Il convient de bien saisir tout le prestige de cette nomination. Douai
jouit en effet d’une réputation sans égale. Malapert rejoint
l’établissement jésuite le plus florissant de la Province
gallo-belge, tant par sa population scolaire que par la qualité
de ses maîtres. Lors de sa leçon initiale, il a devant
lui mille auditeurs...! Il occupera ce poste académique six années
durant mais de manière discontinue : entre 1618 et 1620 et entre
1623 et 1627. De fait, avec un mouvement de balancier presque parfait,
la suite de la carrière du jésuite montois se partage
désormais entre cette chaire de mathématiques et deux
importantes responsabilités de direction auxquelles il est successivement
appelé. De 1620 à 1623, le voici supérieur du séminaire
des Ecossais à Douai. L’institution, implantée dans la
ville picarde depuis 1590 et administrée par la Compagnie, avait
pour vocation d’accueillir de jeunes catholiques écossais et
de veiller à leur formation scolaire et religieuse. Nombre de
séminaires de ce type, bannis de leur patrie anglicane, avaient
trouvé refuge dans nos régions et, s’efforçant
de perpétuer un clergé catholique britannique, constituaient
les bases arrière d’une hypothétique reconquête
spirituelle. Malapert prend la direction du séminaire de Douai
à un moment particulièrement favorable : celui-ci, fort
d’une vingtaine d’élèves environ, vient d’être revigoré
par une dotation considérable. L’optimisme et les projets sont
de mise. En 1627, une promotion plus flatteuse encore lui est réservée
: il est nommé recteur du collège d’Arras pour une durée
de trois ans (1627-1630). Un retour aux sources en quelque sorte pour
l’homme qui avait débuté, vingt-quatre ans auparavant,
sa carrière d’enseignant dans cet établissement. Son rectorat
demeure mal connu. Notons seulement que celui-ci s’inscrit, une fois
encore, dans la période d’apogée du collège.
L’apport
scientifique : les publications
En
marge de son enseignement douaisien, Malapert ne cesse de publier. En
l’espace d’une dizaine d’années, paraissent six ouvrages.
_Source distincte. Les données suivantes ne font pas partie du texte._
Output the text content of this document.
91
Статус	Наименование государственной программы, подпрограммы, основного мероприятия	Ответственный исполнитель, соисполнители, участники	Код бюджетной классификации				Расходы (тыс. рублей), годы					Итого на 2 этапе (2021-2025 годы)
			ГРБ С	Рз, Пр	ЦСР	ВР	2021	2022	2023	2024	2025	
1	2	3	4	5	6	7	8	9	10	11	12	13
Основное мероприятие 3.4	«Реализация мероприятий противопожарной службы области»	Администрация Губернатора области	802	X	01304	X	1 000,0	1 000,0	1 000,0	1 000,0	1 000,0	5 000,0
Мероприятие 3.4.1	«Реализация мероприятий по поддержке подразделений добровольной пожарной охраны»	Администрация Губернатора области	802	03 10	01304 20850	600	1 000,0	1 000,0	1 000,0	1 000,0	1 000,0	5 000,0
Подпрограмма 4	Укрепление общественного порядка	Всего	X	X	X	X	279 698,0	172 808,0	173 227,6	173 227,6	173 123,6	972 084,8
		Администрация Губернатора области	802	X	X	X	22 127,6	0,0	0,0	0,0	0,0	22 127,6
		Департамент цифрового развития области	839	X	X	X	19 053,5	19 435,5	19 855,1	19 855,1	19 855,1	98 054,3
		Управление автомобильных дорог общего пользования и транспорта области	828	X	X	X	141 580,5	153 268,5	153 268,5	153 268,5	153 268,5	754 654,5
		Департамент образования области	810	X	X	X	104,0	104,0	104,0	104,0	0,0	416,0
Dans
l’article le plus important relatif au sujet, le Père Roland
avait choisi de classer les productions du savant en deux catégories
: études mathématiques et études astronomiques.
Cette distinction ne convainc pas totalement car elle opère une
différenciation trop nette entre des disciplines qui, dans les
écrits, souvent se côtoient, voire s’imbriquent. Il nous
semble préférable de considérer les travaux du
jésuite sous l’angle de leur genre littéraire ; on peut
dès lors caractériser son œuvre comme suit : un discours
de haute tenue scientifique, au verbe remarquable, quatre manuels didactiques
destinés aux étudiants et un ouvrage sur l’astronomie,
à l’avant-garde de l’érudition.
Le
discours prononcé à Douai en octobre 1618, à l’occasion
de l’inauguration de la chaire de mathématiques fascine par le
savoir foisonnant et l’enthousiasme passionné mis en œuvre. Oratio.
Le terme rend bien la ferveur du discours. Malapert se lance dans un
long plaidoyer en faveur de l’étude des phénomènes
astronomiques. Il commente tout particulièrement la récente
fabrication du télescope qui révolutionne l’état
des connaissances. Mise au point dans les Pays-Bas vers 1608, l’invention
s’était répandue en Europe comme une traînée
de poudre, popularisée par Galilée et sa découverte,
grâce à l’engin, des satellites de Jupiter en octobre ou
novembre 1609. Avec un sens certain de la formule, Malapert évoque
la nouveauté du télescope : " cet instrument,
que la Providence nous offre, rapproche nos contrées du firmament
et invite leurs habitants à lire les célestes hiéroglyphes
de la puissance du Très-Haut (…) mais ce tube est aussi un formidable
appareil qui se dresse vers le ciel, telle une machine de guerre, pour
détruire l’échafaudage de l’astronomie ancienne ".
L’homme, on le voit, est conquis. Très tôt, dès
son arrivée en Pologne, il avait eu l’occasion d’expérimenter
la lunette et de multiplier, grâce à celle-ci, les observations
de la lune. Véritable pionnier de la sélénographie,
Malapert prend part dans l’Oratio au débat, vif à
l’époque, concernant la physionomie de la surface de la lune.
Sur la base de ses observations personnelles, l’expert réfute
la vision aristotélicienne qui considérait l’astre comme
parfait, régulier et rigoureusement sphérique et démontre
que sa surface est au contraire accidentée et inégale,
parsemée de montagnes et de gouffres. Dans un ordre d’idées
analogue, il conteste la présence d’éventuels habitants
sur la lune. Le croquis de la lune qu’il joint à l’édition
du discours, mérite une mention spéciale. Cette esquisse,
très sommaire il est vrai, constitue l’une des toutes premières
sélénographies de l’histoire.
L’Oratio
regorge d’enseignements sur le savoir de l’époque en matière
d’astronomie. Rien n’échappe à la curiosité de
Malapert : la lune, les planètes, les taches du soleil, les comètes.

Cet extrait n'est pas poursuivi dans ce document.